President Trump is poised to issue a new executive order on immigration this week. It’s likely to be less sweeping than the initial ban so it has a better chance at passing legal muster. It will be implemented in the name of national security, but it will likely be based on the same dubious premise as before–that the people being barred, who are mostly Muslim, pose a significant threat to Americans, even if the evidence does not support this.
Still, it must be conceded that the argument behind the immigration ban had a certain plausibility for many Americans. For years, Americans have been told that (some) Muslims just hate the US because of our freedom. If that’s your understanding of what causes terrorism, banning some, or even all, Muslims from coming to the US probably doesn’t appear to be a crazy idea.
The case for restricting immigration from Mexico and securing the southern border of the US rests on a similar argument under Trump. As Trump said early on in his campaign, “When Mexico sends its people, they’re not sending their best…They’re bringing drugs. They’re bringing crime. They’re rapists. And some, I assume, are good people.” In the Trumpian worldview, it’s not that literally all Muslims or all Mexicans are going to cause harm. But he, and many of his followers, see them as a greater risk than normal. So restricting immigration as a preventative measure seems reasonable.
However, conservatives should be wary of this line of argument. Because when the exact same reasoning is applied in a different context, conservatives will be the most strident objectors.
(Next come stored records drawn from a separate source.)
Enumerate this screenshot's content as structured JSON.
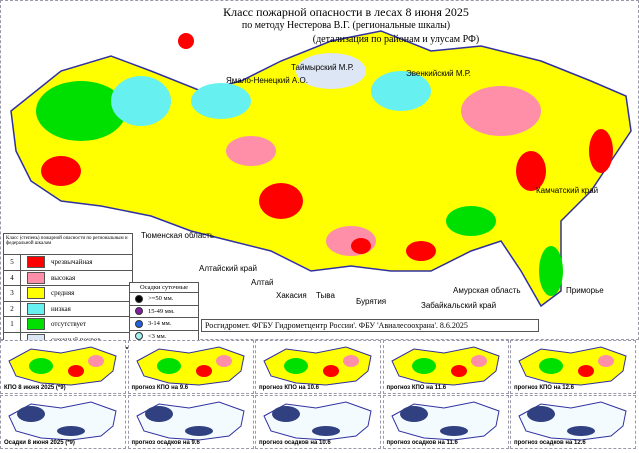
{
  "title": {
    "line1": "Класс пожарной опасности в лесах 8  июня 2025",
    "line2": "по методу Нестерова В.Г. (региональные шкалы)",
    "line3": "(детализация по районам и улусам РФ)"
  },
  "regions": [
    "Ямало-Ненецкий А.О.",
    "Таймырский М.Р.",
    "Эвенкийский М.Р.",
    "Камчатский край",
    "Тюменская область",
    "Алтайский край",
    "Алтай",
    "Хакасия",
    "Тыва",
    "Бурятия",
    "Забайкальский край",
    "Амурская область",
    "Приморье"
  ],
  "legend": {
    "header": "Класс (степень) пожарной опасности по региональным и федеральной шкалам",
    "items": [
      {
        "n": "5",
        "label": "чрезвычайная",
        "color": "#ff0000"
      },
      {
        "n": "4",
        "label": "высокая",
        "color": "#ff8fa8"
      },
      {
        "n": "3",
        "label": "средняя",
        "color": "#ffff00"
      },
      {
        "n": "2",
        "label": "низкая",
        "color": "#66f0f0"
      },
      {
        "n": "1",
        "label": "отсутствует",
        "color": "#00e000"
      },
      {
        "n": "",
        "label": "снежный покров",
        "color": "#dde6f5"
      }
    ]
  },
  "precip": {
    "header": "Осадки суточные",
    "items": [
      {
        "label": ">=50 мм.",
        "color": "#000000"
      },
      {
        "label": "15-49 мм.",
        "color": "#8020a0"
      },
      {
        "label": "3-14 мм.",
        "color": "#2060e0"
      },
      {
        "label": "<3 мм.",
        "color": "#a0f0f0"
      }
    ]
  },
  "footer": "Росгидромет. ФГБУ Гидрометцентр России'. ФБУ 'Авиалесоохрана'. 8.6.2025",
  "thumbs_fire": [
    "КПО 8  июня 2025 (*9)",
    "прогноз КПО на 9.6",
    "прогноз КПО на 10.6",
    "прогноз КПО на 11.6",
    "прогноз КПО на 12.6"
  ],
  "thumbs_precip": [
    "Осадки 8  июня 2025 (*9)",
    "прогноз осадков на 9.6",
    "прогноз осадков на 10.6",
    "прогноз осадков на 11.6",
    "прогноз осадков на 12.6"
  ]
}
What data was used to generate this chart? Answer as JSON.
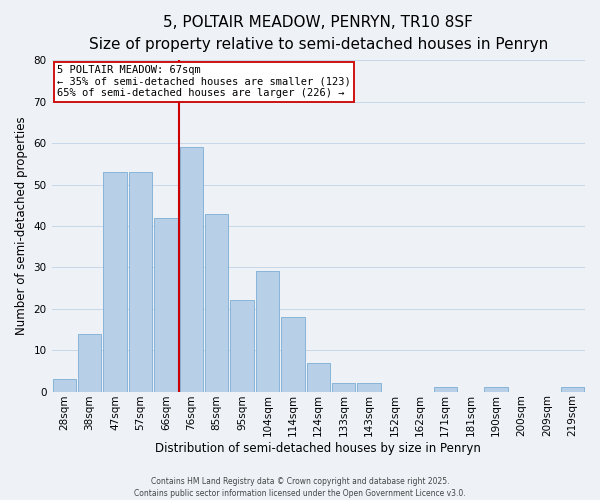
{
  "title": "5, POLTAIR MEADOW, PENRYN, TR10 8SF",
  "subtitle": "Size of property relative to semi-detached houses in Penryn",
  "xlabel": "Distribution of semi-detached houses by size in Penryn",
  "ylabel": "Number of semi-detached properties",
  "bar_labels": [
    "28sqm",
    "38sqm",
    "47sqm",
    "57sqm",
    "66sqm",
    "76sqm",
    "85sqm",
    "95sqm",
    "104sqm",
    "114sqm",
    "124sqm",
    "133sqm",
    "143sqm",
    "152sqm",
    "162sqm",
    "171sqm",
    "181sqm",
    "190sqm",
    "200sqm",
    "209sqm",
    "219sqm"
  ],
  "bar_values": [
    3,
    14,
    53,
    53,
    42,
    59,
    43,
    22,
    29,
    18,
    7,
    2,
    2,
    0,
    0,
    1,
    0,
    1,
    0,
    0,
    1
  ],
  "bar_color": "#b8cfe8",
  "bar_edge_color": "#7aadd4",
  "vline_color": "#cc0000",
  "ylim": [
    0,
    80
  ],
  "yticks": [
    0,
    10,
    20,
    30,
    40,
    50,
    60,
    70,
    80
  ],
  "annotation_line1": "5 POLTAIR MEADOW: 67sqm",
  "annotation_line2": "← 35% of semi-detached houses are smaller (123)",
  "annotation_line3": "65% of semi-detached houses are larger (226) →",
  "grid_color": "#c8d8e8",
  "background_color": "#eef2f7",
  "footer_text": "Contains HM Land Registry data © Crown copyright and database right 2025.\nContains public sector information licensed under the Open Government Licence v3.0.",
  "title_fontsize": 11,
  "subtitle_fontsize": 9,
  "label_fontsize": 8.5,
  "tick_fontsize": 7.5,
  "footer_fontsize": 5.5,
  "annot_fontsize": 7.5
}
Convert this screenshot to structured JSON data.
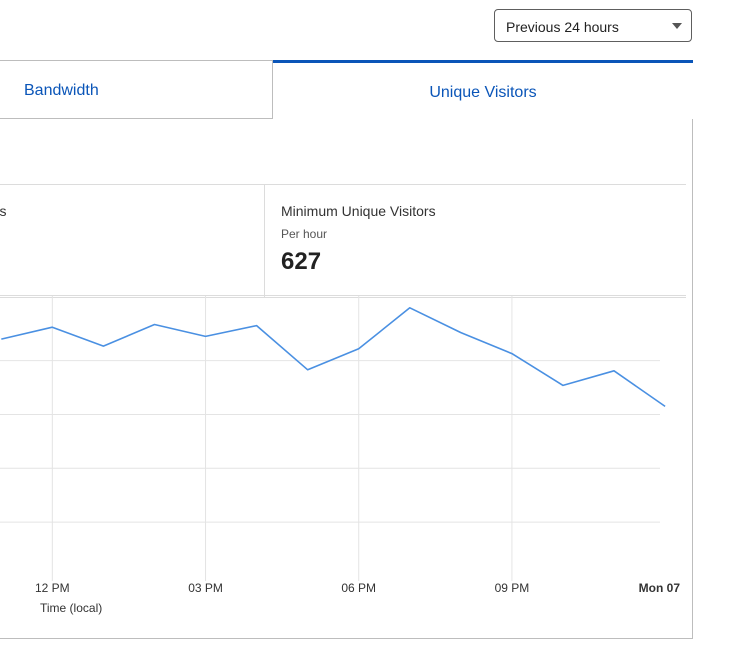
{
  "range_select": {
    "value": "Previous 24 hours"
  },
  "tabs": [
    {
      "label": "Bandwidth",
      "active": false
    },
    {
      "label": "Unique Visitors",
      "active": true
    }
  ],
  "stats": {
    "left": {
      "title": "isitors"
    },
    "right": {
      "title": "Minimum Unique Visitors",
      "subtitle": "Per hour",
      "value": "627"
    }
  },
  "colors": {
    "accent": "#0a55b8",
    "line": "#4a90e2",
    "grid": "#e4e4e4"
  },
  "chart_data": {
    "type": "line",
    "xlabel": "Time (local)",
    "ylabel": "",
    "x_ticks": [
      {
        "label": "12 PM",
        "x": 12,
        "bold": false
      },
      {
        "label": "03 PM",
        "x": 15,
        "bold": false
      },
      {
        "label": "06 PM",
        "x": 18,
        "bold": false
      },
      {
        "label": "09 PM",
        "x": 21,
        "bold": false
      },
      {
        "label": "Mon 07",
        "x": 24,
        "bold": true
      }
    ],
    "xlim": [
      11.1,
      24.3
    ],
    "ylim": [
      0,
      5.2
    ],
    "y_gridlines": [
      1,
      2,
      3,
      4
    ],
    "grid": true,
    "series": [
      {
        "x": [
          11,
          12,
          13,
          14,
          15,
          16,
          17,
          18,
          19,
          20,
          21,
          22,
          23,
          24
        ],
        "values": [
          4.4,
          4.62,
          4.27,
          4.67,
          4.45,
          4.65,
          3.83,
          4.22,
          4.98,
          4.52,
          4.13,
          3.54,
          3.81,
          3.15
        ]
      }
    ]
  }
}
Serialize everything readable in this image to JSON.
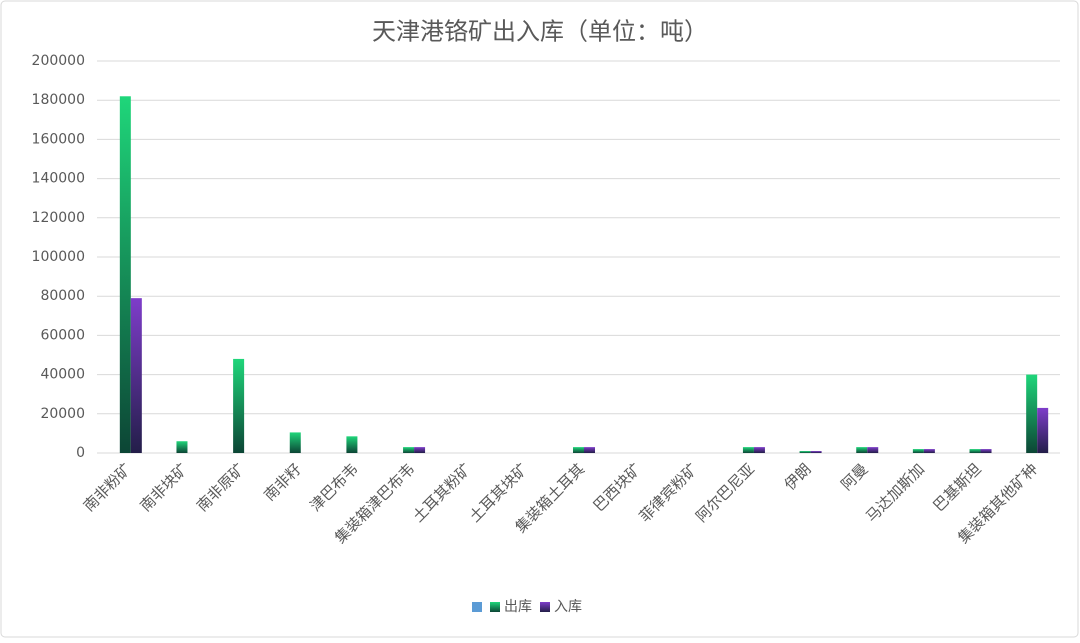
{
  "chart_data": {
    "type": "bar",
    "title": "天津港铬矿出入库（单位：吨）",
    "categories": [
      "南非粉矿",
      "南非块矿",
      "南非原矿",
      "南非籽",
      "津巴布韦",
      "集装箱津巴布韦",
      "土耳其粉矿",
      "土耳其块矿",
      "集装箱土耳其",
      "巴西块矿",
      "菲律宾粉矿",
      "阿尔巴尼亚",
      "伊朗",
      "阿曼",
      "马达加斯加",
      "巴基斯坦",
      "集装箱其他矿种"
    ],
    "series": [
      {
        "color": "#5b9bd5",
        "values": [
          null,
          null,
          null,
          null,
          null,
          null,
          null,
          null,
          null,
          null,
          null,
          null,
          null,
          null,
          null,
          null,
          null
        ]
      },
      {
        "name": "出库",
        "color": "#1fd67a",
        "values": [
          182000,
          6000,
          48000,
          10500,
          8500,
          3000,
          0,
          0,
          3000,
          0,
          0,
          3000,
          1000,
          3000,
          2000,
          2000,
          40000
        ]
      },
      {
        "name": "入库",
        "color": "#7e3dca",
        "values": [
          79000,
          0,
          0,
          0,
          0,
          3000,
          0,
          0,
          3000,
          0,
          0,
          3000,
          1000,
          3000,
          2000,
          2000,
          23000
        ]
      }
    ],
    "ylim": [
      0,
      200000
    ],
    "yticks": [
      0,
      20000,
      40000,
      60000,
      80000,
      100000,
      120000,
      140000,
      160000,
      180000,
      200000
    ],
    "grid": true,
    "legend": "bottom"
  }
}
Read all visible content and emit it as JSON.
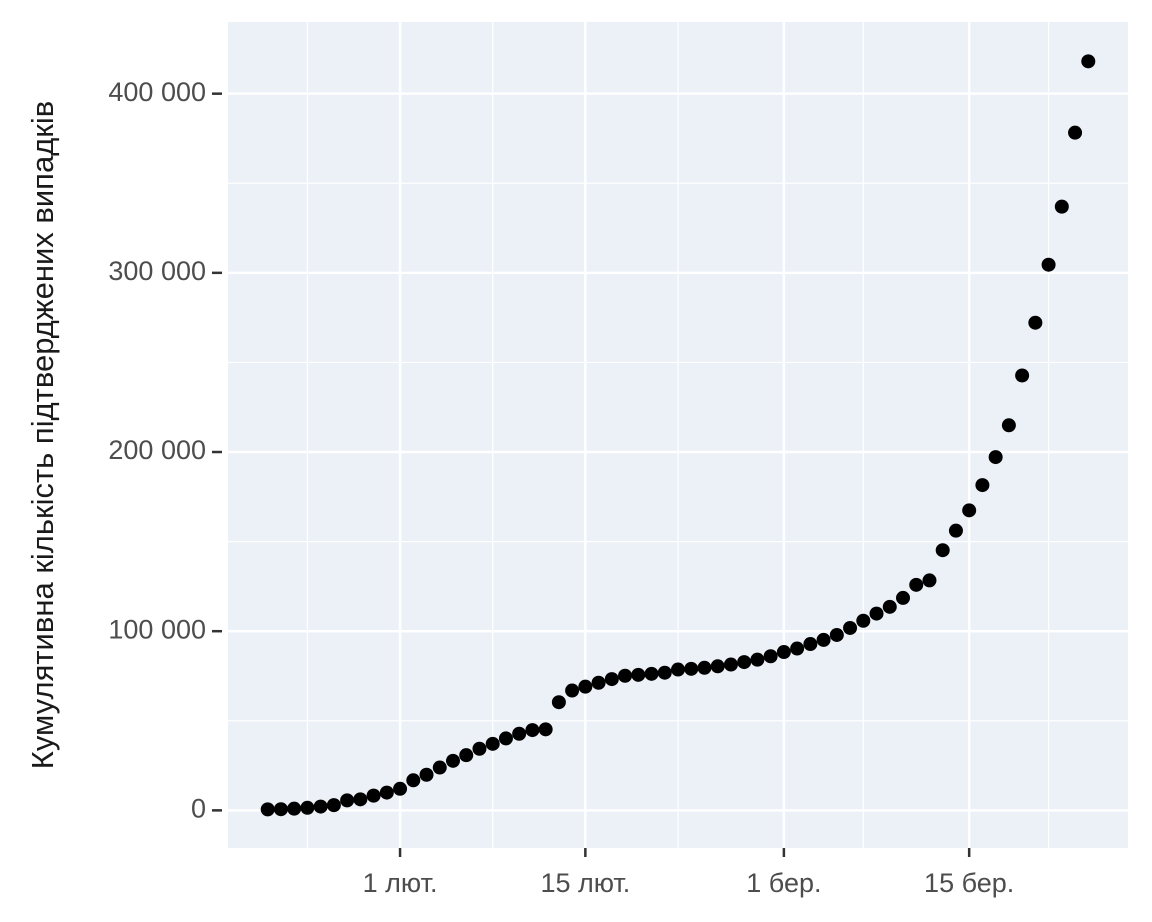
{
  "chart_data": {
    "type": "scatter",
    "y_label": "Кумулятивна кількість підтверджених випадків",
    "x": [
      "01-22",
      "01-23",
      "01-24",
      "01-25",
      "01-26",
      "01-27",
      "01-28",
      "01-29",
      "01-30",
      "01-31",
      "02-01",
      "02-02",
      "02-03",
      "02-04",
      "02-05",
      "02-06",
      "02-07",
      "02-08",
      "02-09",
      "02-10",
      "02-11",
      "02-12",
      "02-13",
      "02-14",
      "02-15",
      "02-16",
      "02-17",
      "02-18",
      "02-19",
      "02-20",
      "02-21",
      "02-22",
      "02-23",
      "02-24",
      "02-25",
      "02-26",
      "02-27",
      "02-28",
      "02-29",
      "03-01",
      "03-02",
      "03-03",
      "03-04",
      "03-05",
      "03-06",
      "03-07",
      "03-08",
      "03-09",
      "03-10",
      "03-11",
      "03-12",
      "03-13",
      "03-14",
      "03-15",
      "03-16",
      "03-17",
      "03-18",
      "03-19",
      "03-20",
      "03-21",
      "03-22",
      "03-23",
      "03-24"
    ],
    "values": [
      555,
      654,
      941,
      1434,
      2118,
      2927,
      5578,
      6166,
      8234,
      9927,
      12038,
      16787,
      19887,
      23898,
      27643,
      30802,
      34395,
      37129,
      40160,
      42769,
      44811,
      45222,
      60370,
      66887,
      69032,
      71226,
      73260,
      75138,
      75641,
      76199,
      76843,
      78599,
      78985,
      79570,
      80415,
      81397,
      82756,
      84124,
      86013,
      88371,
      90309,
      92844,
      95124,
      97886,
      101800,
      105836,
      109835,
      113582,
      118582,
      125865,
      128343,
      145193,
      156097,
      167449,
      181546,
      197168,
      214915,
      242713,
      272167,
      304528,
      336953,
      378235,
      418045
    ],
    "color": "#000000",
    "xlim": [
      "01-19",
      "03-27"
    ],
    "xticks": [
      {
        "value": "02-01",
        "label": "1 лют."
      },
      {
        "value": "02-15",
        "label": "15 лют."
      },
      {
        "value": "03-01",
        "label": "1 бер."
      },
      {
        "value": "03-15",
        "label": "15 бер."
      }
    ],
    "ylim": [
      -21000,
      440000
    ],
    "yticks": [
      {
        "value": 0,
        "label": "0"
      },
      {
        "value": 100000,
        "label": "100 000"
      },
      {
        "value": 200000,
        "label": "200 000"
      },
      {
        "value": 300000,
        "label": "300 000"
      },
      {
        "value": 400000,
        "label": "400 000"
      }
    ],
    "grid": true
  }
}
In particular, consider the case of gun control. Here, the sides are reversed, but the argument is the same. Progressives support increased gun control because some people who buy guns do horrible things with them. No one would argue that all gun buyers are mass murderers or that every gun purchase is made with a nefarious intent. But, progressives would argue, there is a heightened risk that people buying guns could commit harm, so some preventative legislation seems reasonable.
The arguments are mirror images of each other. On immigration, conservatives argue that it is acceptable to restrict the freedom of some people (immigrants and foreign travelers) to increase safety, even though peaceful people will be adversely affected. On gun control, progressives hold that it is acceptable to restrict the freedom of some people (would-be gun buyers and gun owners) to increase safety, even though peaceful people will be adversely affected.
For progressives, this general line of reasoning fits in with their view of politics at large. They often emphasize the collective outcome over the individual, and they are not inherently skeptical of government action.
But this rationale ought to be repulsive to conservatives. It dispenses with any notion of individual liberty and replaces it with the worst sort of collectivism. It justifies expanding government power in order to punish individuals for crimes that were committed by others. This argument holds that people can be judged based on what they might do, not just what they actually have done. Once granted, that kind of power is begging to be abused.
Conservatives should think twice about cosigning on Trump’s immigration policies. The principle at stake here is the same principle at stake in the gun control debate–whether peaceful, law-abiding individuals should lose their freedoms because a few bad people commit atrocities. When it comes to gun control, conservatives usually side with individual liberty. They should be on the same side when it comes to immigration.